Friday, June 11, 2010
1) As ever, the militancy of these workers is driven by hyperintensive rates of exploitation. In recent decades, much of the surplus value accumulated by capital in China has been the result of unpaid labour, accumulated wage arrears that are never paid off. Otherwise, wages are so low that workers have to perform dozens of extra hours of overtime per month in order simply to live.
2) Most of the strikes involve smaller groups of workers, in the thousands rather than the hundreds of thousands. The absence of independent union organisation and the surveillance capacities of capital mean that workers find it very difficult to organise on a very large scale, which takes time, coordination and an apparatus of communication that those workers as yet lack. But two or three thousand workers in a single factory can much more feasibly halt production.
We have seen waves of strikes and direct action in China before but, Charlie Hore argues, these were mostly of a defensive character. Recent strikes have been offensive. The FT reports:
In fact, China has witnessed considerable industrial unrest in recent decades, much of it localised and attracting little publicity. The causes have tended to be unpaid wages or Dickensian working conditions. While the organisers of such strikes have often got into trouble, in many cases the authorities have taken a relatively relaxed attitude, provided the disputes remained small and non-violent, seeing them as a way of blowing off steam.
Mr Gilholm and other analysts, however, said the Honda strikes were a new development because they focused on wages rather than perceived abuses, meaning even well-run factories could become vulnerable to labour disputes.
“It is a new form of strike – a very symbolic event,” said Liu Cheng, a professor at Shanghai Normal University and an outside adviser in the drafting of the 2008 labour law. After wages had been held down for long periods, he said, “finally there is this explosion. It is because of workers’ growing awareness of labour rights, and more talk and debate about the subject.”
In the strike at the Honda plant in Foshan, notably, workers formed an organisation separately from the official union, with independently elected delegates to represent them vs management. They have also been using new technologies (which the Chinese working class has, after all, manufactured in bulk) to coordinate their actions. The success of those workers has inspired a series of similar actions within Honda, with workers in other plants demanding parity with Foshan. There is another factor that improves labour's bargaining power, and that is the labour shortages that have occurred in many areas as the Chinese government has battled recession by investing heavily in infrastructural projects. To attract workers, some cities have had to raise their minimum wage,which has led to workers in other cities demanding the same. These advantages are temporary - a sudden economic reversal could put workers on the back foot again. But they could produce a movement that will irreversibly alter the status of the Chinese working class.

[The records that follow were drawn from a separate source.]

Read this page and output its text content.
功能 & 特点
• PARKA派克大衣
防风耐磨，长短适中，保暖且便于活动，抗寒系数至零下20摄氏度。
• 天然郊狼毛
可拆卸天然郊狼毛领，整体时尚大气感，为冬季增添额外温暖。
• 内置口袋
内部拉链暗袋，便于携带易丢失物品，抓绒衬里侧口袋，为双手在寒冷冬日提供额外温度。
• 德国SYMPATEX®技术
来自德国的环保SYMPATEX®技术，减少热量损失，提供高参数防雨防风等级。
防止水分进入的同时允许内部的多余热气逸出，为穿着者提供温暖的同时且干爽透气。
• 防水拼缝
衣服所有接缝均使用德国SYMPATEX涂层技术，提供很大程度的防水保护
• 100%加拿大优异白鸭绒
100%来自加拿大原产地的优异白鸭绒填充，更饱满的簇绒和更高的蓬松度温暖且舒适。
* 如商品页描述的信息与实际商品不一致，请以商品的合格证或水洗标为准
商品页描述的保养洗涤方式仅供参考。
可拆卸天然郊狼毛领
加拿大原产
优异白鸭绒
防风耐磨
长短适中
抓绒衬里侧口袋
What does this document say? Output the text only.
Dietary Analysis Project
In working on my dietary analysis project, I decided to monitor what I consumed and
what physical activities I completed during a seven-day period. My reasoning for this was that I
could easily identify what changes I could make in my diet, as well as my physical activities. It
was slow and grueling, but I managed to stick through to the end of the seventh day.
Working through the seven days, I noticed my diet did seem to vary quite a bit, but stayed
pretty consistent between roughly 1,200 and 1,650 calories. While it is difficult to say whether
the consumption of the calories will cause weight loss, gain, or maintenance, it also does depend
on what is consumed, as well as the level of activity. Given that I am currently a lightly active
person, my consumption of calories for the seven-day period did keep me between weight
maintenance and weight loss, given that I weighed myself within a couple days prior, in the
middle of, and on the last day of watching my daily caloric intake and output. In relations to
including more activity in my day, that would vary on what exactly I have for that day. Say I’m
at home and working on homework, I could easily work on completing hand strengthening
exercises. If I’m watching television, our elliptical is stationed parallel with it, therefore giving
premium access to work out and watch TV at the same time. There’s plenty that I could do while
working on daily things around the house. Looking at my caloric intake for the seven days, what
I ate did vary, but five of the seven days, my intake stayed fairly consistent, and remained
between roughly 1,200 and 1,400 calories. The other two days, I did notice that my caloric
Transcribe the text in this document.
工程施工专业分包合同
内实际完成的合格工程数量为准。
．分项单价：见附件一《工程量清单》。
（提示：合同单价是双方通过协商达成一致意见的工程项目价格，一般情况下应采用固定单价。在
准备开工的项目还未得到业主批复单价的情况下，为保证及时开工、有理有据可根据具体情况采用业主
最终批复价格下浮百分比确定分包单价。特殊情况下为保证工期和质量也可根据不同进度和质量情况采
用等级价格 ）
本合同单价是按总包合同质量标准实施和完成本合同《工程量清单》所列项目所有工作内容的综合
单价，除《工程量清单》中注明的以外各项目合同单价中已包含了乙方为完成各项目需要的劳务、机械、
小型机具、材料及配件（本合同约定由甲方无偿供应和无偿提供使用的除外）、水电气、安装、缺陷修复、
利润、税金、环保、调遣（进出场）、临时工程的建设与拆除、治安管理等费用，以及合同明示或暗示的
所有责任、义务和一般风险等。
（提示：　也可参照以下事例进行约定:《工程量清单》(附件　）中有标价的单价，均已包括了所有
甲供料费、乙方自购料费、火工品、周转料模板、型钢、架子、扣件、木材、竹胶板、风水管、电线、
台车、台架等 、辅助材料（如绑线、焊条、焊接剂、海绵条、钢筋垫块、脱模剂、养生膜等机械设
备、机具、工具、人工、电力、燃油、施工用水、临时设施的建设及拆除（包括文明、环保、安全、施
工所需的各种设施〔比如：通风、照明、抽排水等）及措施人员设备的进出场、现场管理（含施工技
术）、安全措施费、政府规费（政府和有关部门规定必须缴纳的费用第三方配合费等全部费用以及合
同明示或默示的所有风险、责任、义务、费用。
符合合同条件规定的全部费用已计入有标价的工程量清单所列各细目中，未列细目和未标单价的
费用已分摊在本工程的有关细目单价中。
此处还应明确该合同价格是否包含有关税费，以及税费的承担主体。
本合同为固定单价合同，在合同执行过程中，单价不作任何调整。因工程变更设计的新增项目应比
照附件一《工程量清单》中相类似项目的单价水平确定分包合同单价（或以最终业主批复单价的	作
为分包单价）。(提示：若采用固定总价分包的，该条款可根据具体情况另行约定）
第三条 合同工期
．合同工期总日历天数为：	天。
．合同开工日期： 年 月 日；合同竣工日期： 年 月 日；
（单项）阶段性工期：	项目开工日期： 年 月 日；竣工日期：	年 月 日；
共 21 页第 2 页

The threat to capital, the Chinese state and the stock markets, is that a model of de facto independent trade unionism will start to be taken up and replicated among other Chinese workers, and will result in an increasing share of production going to the working class. More generally, it poses a potential long-term political threat to what has been one of the most advantageous states for capitalist investment and development in the world. The ability to appropriate basically free labour, to super-exploit migrant workers moving from the villages to the coastal slums, to accumulate some of the fattest profits in the world, has always depended on containing the expanding working class. For example, the migrant worker economy in China works much the same way as it does elsewhere. Millions of workers flee impoverished rural lives, where a basic safety net is being taken away, many of them relying on false identification papers to get a job. Once they've got a job, they often end up as part of a live-in work-force, sleeping in dormitories, eating collectively. They are a cheap labour force, producing for an export market. If they acquire political and economic rights - increase their class power in other words - their susceptibility to this kind of exploitation is greatly diminished. Foreign investors in the coastal 'boom' areas may, business papers warn, be frightened away by a period of industrial unrest. Since the CCP is not going to restore some mythical Maoist golden age, it will either have to break the strikes with repression, or find ways to accomodate the workers politically, offer some reforms without substantially threatening profits. Or it may lose control in the long run.